The big things stand out like Megan passing Grade 5 at piano, the girls going horse-riding, but the main achievement was when Megan was contacted by her birth father’s family and came running down and told me. To have such an open and close relationship to a child you’ve not given birth to, especially when they’ve come from one of the worst possible backgrounds...that’s the biggest achievement. To be able to laugh around the dining table and for them to be able to tell me their feelings... that’s the best achievement.

What would be my advice to prospective adopters? If you’re thinking you’re going to get a perfect baby, then adoption isn’t for you because if you’re thinking it’s all going to be smooth-running, it won’t be.

If you do want to adopt you have to really, really, want to do it. It can’t be a case of ‘oh, I quite want to’ or ‘it’s a good second option’. You need to be driven as it’s such a challenge. You have to be desperate to do it. It’s certainly not an easy option.

adopting siblings was the best thing we did

People are worried about missing ‘the firsts’. But if the children have been neglected they won’t have experienced a lot of ‘the firsts’ yet, like getting on a bike, swimming, going on a plane, watching TV with you and cuddling up together on the sofa.

There are also advantages to adopting older children.

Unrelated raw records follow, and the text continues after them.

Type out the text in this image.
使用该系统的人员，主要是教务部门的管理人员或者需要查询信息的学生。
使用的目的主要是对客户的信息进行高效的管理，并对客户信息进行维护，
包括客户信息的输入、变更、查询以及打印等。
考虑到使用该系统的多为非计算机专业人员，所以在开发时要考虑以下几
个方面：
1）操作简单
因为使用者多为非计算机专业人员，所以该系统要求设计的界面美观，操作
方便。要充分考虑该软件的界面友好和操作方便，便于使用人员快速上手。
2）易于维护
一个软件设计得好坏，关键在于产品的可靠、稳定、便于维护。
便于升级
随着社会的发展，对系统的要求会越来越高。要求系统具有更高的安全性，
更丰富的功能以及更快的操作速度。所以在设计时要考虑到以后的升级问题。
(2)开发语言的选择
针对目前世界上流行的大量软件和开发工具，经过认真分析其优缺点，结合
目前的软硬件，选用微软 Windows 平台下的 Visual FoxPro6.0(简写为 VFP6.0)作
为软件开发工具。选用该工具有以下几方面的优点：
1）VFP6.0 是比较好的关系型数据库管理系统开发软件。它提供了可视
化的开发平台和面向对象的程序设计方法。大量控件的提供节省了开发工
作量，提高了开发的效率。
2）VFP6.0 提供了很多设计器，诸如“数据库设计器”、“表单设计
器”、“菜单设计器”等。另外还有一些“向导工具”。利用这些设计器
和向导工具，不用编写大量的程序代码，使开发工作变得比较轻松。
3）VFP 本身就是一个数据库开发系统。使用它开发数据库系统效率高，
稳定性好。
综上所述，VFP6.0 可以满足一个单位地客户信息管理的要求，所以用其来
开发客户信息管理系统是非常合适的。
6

You can tell what they’re thinking and they can tell you. I think I’d find it very difficult to have a baby who didn’t understand me and I didn’t understand them – whereas older children can tell you what they’re feeling. So when they’re having a terrible nightmare, you can’t make it totally better but you can talk about it.

Their best support was each other so even though as teenagers they’d sometimes get on each other’s nerves, they are also each other’s greatest support. Keeping them together was their saviour, even though they like to have a bit of time apart from one another now.

I really feel that adopting siblings was the best thing we did – although I accept that some siblings have to be separated. The girls have had contact with some of their birth family over the years but not with the birth mother, just the siblings. My adopted daughters are each one of nine - so they have seven other maternal siblings.